The economic crisis we’ve inherited raises the deficit by roughly $2 trillion (for this year and next year combined). The crisis raises the deficit by:
- Adding more than $600 billion of deficit spending ($300 billion a year) because a weak economy reduces revenue and increases spending on automatic stabilizers (like unemployment insurance)
- Requiring $650 billion or more to stabilize financial markets (including placeholder):
- $171 billion for stock purchases in Fannie Mae and Freddie Mac
- $247 billion in federal costs for TARP
- $250 billion placeholder in case additional actions are necessary
- Creating the need for the $787 billion Recovery Act to jumpstart the economy
Deficit would be another $2 trillion higher over the next 10 years without our policies – and we wouldn’t have cleaner energy, better education, or more efficient health care
The deficit reduction comes from:
- Responsibly redeploying our military forces engaged in overseas contingency operations, as well as reforms that would allow us to get more for the money spent on defending the nation
- Returning fairness to the tax system by closing tax loopholes, eliminating subsidies for special interests, and returning to the pre-2001 tax rates for high-income families making more than $250,000 per year (over next ten years, these revenue enhancements would reduce deficits by roughly $1 trillion)
- Making government more efficient – for example, by eliminating unwarranted subsidies to middlemen on educational loans and reducing erroneous payments (these two steps would reduce deficits by almost $100 billion over next ten years)
Over the long term, health care is the key to our fiscal future – and the Budget proposes a $634 billion reserve fund to begin the process of reducing costs and improving quality.
The budget is fiscally responsible and not "big spending"
The Budget represents a major break from recent practice because it pays for new initiatives (e.g., in health care and energy) rather than enacting expensive new programs (such as the prescription drug benefit) without paying for them.

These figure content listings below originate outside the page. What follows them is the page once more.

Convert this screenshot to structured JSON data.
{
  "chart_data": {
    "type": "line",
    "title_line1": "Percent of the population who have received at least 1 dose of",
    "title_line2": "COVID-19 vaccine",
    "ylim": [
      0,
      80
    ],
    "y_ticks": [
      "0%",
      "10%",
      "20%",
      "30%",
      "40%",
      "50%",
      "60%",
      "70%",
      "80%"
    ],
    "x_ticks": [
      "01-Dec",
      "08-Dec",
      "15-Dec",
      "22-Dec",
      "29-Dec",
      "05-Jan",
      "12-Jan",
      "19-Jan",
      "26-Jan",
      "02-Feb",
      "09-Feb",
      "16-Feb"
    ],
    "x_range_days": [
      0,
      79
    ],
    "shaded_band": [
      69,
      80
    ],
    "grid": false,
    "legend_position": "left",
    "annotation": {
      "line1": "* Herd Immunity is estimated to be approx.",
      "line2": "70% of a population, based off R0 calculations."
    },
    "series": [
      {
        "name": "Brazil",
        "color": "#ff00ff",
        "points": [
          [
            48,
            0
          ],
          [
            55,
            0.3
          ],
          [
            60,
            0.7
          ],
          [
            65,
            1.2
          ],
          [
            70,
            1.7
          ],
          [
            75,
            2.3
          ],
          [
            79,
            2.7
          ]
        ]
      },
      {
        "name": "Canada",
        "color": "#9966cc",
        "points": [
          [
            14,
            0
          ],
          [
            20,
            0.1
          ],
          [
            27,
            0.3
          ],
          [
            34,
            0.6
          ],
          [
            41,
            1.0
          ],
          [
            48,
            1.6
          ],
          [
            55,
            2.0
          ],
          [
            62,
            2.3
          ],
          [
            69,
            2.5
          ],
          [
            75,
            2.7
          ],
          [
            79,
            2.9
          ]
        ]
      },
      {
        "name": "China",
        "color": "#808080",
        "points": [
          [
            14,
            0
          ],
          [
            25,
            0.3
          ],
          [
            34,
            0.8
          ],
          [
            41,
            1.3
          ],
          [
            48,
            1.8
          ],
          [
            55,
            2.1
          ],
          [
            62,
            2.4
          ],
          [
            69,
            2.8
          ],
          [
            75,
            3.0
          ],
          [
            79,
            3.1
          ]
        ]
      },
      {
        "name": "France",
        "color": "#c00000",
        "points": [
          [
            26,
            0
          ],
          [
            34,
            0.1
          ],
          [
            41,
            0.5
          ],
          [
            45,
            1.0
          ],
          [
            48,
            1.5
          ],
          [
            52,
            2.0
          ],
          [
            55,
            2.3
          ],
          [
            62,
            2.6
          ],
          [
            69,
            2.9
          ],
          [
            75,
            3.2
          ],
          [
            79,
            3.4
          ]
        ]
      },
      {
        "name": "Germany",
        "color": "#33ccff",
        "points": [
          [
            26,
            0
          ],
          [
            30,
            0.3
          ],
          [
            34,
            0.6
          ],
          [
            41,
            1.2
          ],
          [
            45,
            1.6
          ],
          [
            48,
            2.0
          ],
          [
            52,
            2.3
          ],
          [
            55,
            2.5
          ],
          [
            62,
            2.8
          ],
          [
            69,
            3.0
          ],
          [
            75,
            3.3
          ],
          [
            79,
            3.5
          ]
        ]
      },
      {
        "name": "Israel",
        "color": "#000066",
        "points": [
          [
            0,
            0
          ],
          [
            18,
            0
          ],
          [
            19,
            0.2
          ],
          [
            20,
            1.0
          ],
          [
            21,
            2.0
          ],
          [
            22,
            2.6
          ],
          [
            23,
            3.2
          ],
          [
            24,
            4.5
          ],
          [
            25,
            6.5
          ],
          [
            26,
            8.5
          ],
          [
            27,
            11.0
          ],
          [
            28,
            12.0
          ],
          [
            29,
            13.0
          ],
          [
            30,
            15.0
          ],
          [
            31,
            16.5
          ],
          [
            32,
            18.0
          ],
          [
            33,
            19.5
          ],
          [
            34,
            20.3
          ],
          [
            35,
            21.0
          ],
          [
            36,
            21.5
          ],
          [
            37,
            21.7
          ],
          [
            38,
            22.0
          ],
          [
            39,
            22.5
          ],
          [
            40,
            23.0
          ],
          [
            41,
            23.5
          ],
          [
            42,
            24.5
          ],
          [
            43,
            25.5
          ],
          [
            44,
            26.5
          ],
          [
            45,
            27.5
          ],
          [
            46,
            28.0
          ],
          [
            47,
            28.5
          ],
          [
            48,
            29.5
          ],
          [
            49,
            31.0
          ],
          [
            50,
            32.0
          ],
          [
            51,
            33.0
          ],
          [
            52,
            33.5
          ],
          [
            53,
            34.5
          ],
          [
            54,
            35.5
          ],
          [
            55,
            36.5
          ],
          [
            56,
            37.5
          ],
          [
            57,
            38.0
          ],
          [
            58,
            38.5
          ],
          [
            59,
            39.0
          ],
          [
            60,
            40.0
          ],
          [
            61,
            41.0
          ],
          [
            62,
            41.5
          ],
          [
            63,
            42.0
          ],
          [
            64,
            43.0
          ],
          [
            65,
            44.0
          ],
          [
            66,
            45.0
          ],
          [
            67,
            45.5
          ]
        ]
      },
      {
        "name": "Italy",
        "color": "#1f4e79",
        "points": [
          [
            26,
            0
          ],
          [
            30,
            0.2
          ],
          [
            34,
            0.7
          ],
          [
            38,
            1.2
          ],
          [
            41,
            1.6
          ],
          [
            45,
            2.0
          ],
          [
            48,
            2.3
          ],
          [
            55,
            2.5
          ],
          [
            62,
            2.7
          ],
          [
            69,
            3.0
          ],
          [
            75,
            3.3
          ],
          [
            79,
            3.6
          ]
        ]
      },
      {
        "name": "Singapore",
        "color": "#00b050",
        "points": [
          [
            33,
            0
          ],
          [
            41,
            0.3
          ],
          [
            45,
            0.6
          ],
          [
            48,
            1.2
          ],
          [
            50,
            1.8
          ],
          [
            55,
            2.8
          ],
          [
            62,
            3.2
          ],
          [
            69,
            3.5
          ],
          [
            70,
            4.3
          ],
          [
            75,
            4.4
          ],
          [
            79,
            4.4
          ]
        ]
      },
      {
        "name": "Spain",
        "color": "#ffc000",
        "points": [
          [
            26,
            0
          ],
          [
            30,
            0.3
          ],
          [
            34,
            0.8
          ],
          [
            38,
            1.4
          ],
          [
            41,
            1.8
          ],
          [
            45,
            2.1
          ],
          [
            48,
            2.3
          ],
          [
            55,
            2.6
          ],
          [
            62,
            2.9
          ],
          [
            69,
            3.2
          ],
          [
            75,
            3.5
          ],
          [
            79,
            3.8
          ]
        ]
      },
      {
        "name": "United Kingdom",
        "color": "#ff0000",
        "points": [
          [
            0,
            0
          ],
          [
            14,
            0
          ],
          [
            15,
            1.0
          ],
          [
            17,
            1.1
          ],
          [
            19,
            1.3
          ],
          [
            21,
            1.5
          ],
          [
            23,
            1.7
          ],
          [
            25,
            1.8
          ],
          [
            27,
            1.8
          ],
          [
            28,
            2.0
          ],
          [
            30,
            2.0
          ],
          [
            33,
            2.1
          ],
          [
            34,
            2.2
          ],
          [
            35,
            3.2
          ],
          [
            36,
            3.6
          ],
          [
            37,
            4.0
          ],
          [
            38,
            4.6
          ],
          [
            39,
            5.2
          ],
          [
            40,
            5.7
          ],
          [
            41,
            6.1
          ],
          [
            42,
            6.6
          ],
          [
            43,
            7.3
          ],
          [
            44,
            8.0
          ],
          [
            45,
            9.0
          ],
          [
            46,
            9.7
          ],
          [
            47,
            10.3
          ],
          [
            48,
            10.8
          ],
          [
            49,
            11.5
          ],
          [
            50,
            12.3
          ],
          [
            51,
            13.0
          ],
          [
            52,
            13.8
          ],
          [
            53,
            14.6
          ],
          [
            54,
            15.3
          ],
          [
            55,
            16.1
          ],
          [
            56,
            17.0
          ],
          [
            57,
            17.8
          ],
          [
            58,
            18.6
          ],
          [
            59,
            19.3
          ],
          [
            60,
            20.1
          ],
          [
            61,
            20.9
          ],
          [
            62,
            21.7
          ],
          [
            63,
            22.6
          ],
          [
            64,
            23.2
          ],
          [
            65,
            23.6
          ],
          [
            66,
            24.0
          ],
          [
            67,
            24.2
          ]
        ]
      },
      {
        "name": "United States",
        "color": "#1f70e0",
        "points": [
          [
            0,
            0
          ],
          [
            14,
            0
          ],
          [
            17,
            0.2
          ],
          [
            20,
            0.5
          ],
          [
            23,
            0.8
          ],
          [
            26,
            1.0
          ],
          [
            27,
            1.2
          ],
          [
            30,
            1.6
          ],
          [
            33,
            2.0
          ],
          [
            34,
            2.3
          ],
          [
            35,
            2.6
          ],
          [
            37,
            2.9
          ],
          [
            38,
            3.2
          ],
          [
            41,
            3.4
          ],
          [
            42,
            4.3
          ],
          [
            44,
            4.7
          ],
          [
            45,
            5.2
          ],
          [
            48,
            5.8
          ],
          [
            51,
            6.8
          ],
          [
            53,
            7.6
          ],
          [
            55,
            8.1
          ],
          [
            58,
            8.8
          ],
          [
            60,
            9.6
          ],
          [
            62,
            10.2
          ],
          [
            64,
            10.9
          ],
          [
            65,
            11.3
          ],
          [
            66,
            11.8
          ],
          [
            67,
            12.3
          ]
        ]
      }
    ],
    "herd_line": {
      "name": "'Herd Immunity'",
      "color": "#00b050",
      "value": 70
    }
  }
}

Furthermore, when critics speak of "government spending," they often mean non-defense discretionary (NDD) spending—the annual appropriations outside defense.
- The average level of NDD spending between 1969 and 2008 was 3.8 percent of GDP.
- In contrast, the President’s Budget proposes a gradual reduction in NDD spending as a share of the economy. Such spending averages 3.6 percent of GDP from 2010 to 2019 and declines to 3.1 percent by the end of the budget window – the lowest since the data began in 1962.